Человек, лишённый малой родины | страница 33
Как бы ни было трудно, старики быстро смирились со своей злосчастной судьбой. А вот молодёжь смириться не могла. Сколько было тогда побегов из запретной зоны! Молодых ловили, снова привозили сюда же, строго наказывали. Непокорных для острастки других сажали в каталажку, били. А они снова бежали. И говорили стражникам, что в тюрьме гораздо лучше, чем «дома». Там хоть плохо, но кормили.
В наших подневольных посёлках превыше всего была власть коменданта. И коменданты пользовались ею на всю катушку с каким-то садистским остервенением, издевались над людьми. Был такой случай. Комендант Магуренко уличил одного парня, Ваньку Шишкина, в воровстве буханки чёрного хлеба и решил его собственноручно наказать. У этого Вани с умом было что-то не совсем в порядке, летом ходил в шубе и шапке. Об этом все на участке знали и относились к парнишке с состраданием и пониманием.
И вот комендант подвёл провинившегося к срубу строящегося барака и велел ему залезть наверх. Ванька залез и ждал дальнейших приказаний. А Магуренко достал из кобуры наган, который всегда носил с собой, прицелился в «преступника» и выстрелил. Ванька комом упал со сруба на землю. Комендант подошёл к нему, пошевелил ногой тело и спросил: «Ты жив?» Обезумевший от страха парень только мычал и дрожал. «Живой, значит? Ну, видно, я просто плохо целился! – пошутил комендант, – Лезь обратно!»
Ванька подчинился и снова залез на сруб. Сцена повторилась. Магуренко выстрелил второй раз. Ванька опять свалился на землю и со страха обделался. Пришли близкие люди, увели под руки бедного подростка, оставив садиста наслаждаться совершённым. А Ванька заболел после того от перенесённого потрясения и вскоре умер.
За отвратительной сценой наблюдали мужики. И никто не заступился за больного несчастного парнишку. Дали палачу расправиться со своей жертвой, как он хотел. Такая безнаказанность только умножала издевательства над поднадзорными, вела к новым преступлениям.
В нашем бараке у каждого был свой угол. На верхних нарах размещались мы, пять ребятишек. Нас опекала бабонька. Общая детская постель состояла из домотканых половиков, сухой травы и пихтовых веток. На всю семью из восьми человек было две подушки – у мамы и бабоньки. Одеял не было. Закрывались, чем придётся. Даже сена и соломы достать было негде. В глухой тайге мы и не могли сделать себе мягкой постели.
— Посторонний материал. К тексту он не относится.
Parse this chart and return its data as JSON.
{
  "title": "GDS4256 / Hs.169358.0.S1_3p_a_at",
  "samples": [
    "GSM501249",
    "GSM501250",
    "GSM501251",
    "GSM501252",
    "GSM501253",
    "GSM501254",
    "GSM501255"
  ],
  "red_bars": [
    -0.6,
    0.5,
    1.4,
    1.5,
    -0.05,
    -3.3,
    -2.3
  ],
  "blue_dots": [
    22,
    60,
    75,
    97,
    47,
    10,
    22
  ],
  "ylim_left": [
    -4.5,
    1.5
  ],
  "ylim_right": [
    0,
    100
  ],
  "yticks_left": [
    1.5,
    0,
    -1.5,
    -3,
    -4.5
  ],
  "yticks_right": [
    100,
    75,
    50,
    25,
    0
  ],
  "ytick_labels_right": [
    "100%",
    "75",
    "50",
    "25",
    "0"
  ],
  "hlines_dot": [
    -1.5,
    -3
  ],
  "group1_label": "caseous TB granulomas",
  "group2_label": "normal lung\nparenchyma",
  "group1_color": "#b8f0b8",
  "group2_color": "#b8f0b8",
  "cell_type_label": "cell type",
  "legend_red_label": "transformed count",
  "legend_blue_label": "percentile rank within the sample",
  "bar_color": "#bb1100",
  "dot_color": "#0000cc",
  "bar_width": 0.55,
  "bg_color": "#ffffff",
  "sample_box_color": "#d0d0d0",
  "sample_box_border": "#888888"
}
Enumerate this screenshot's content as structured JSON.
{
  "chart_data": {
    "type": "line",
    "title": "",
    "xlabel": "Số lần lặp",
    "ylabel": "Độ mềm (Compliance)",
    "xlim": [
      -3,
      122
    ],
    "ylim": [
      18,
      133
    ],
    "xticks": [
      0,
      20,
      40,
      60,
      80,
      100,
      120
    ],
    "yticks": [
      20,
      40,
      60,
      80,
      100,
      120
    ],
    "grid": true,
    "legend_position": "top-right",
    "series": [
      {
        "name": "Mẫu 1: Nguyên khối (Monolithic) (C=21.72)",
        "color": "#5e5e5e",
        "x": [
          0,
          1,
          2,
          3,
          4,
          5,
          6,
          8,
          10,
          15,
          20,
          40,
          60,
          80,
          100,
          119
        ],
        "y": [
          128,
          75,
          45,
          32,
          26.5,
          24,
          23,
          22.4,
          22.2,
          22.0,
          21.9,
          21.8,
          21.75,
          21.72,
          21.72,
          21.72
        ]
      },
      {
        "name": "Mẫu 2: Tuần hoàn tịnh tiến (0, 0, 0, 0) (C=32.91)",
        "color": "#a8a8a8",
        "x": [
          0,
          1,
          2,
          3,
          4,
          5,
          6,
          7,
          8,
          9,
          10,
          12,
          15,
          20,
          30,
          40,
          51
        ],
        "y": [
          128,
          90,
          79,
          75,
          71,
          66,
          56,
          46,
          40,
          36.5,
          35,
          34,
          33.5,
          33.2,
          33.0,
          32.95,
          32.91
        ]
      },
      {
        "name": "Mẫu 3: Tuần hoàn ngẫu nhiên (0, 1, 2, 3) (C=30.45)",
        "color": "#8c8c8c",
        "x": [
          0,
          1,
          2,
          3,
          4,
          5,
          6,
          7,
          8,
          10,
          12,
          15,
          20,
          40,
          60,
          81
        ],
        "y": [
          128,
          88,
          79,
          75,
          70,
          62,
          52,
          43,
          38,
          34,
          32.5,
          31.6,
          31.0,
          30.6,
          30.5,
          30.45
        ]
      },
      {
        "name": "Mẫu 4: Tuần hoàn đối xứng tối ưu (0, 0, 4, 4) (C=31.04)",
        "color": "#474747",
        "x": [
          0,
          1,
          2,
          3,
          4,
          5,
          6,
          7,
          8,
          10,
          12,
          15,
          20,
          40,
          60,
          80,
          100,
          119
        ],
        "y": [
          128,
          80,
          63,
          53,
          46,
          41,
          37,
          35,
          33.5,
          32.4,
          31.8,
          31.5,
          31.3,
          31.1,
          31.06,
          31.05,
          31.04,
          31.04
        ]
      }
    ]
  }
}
Я тогда был сильно набожным мальчиком, и за это бабонька меня любила и жалела больше других. Она сумела мне внушить, что есть Бог на небе, и он всё видит и знает о тебе. И сокрушается, когда ты нарушаешь Божьи заповеди. Поэтому, если ты согрешил, нужно просить у Бога прощение, что я и делал. Вдвоём с бабушкой мы молились утром и вечером до усталости, соблюдали все старообрядческие каноны. Если вся наша семья, когда удавалось, ела конину или зайчатину мы категорически отказывались, поскольку староверам можно было есть только парнокопытных животных. И поэтому мы с бабонькой оба были страшно истощены, а всякие уговоры родителей на меня не действовали. Моё тело просвечивалось, а ребра так выпирали, что братишка Вася издевался надо мной, постукивая по ним, словно играл на клавишном музыкальном инструменте. Я же был непреклонен. И наша дружба с бабушкой продолжалась всю её жизнь, пока она была жива.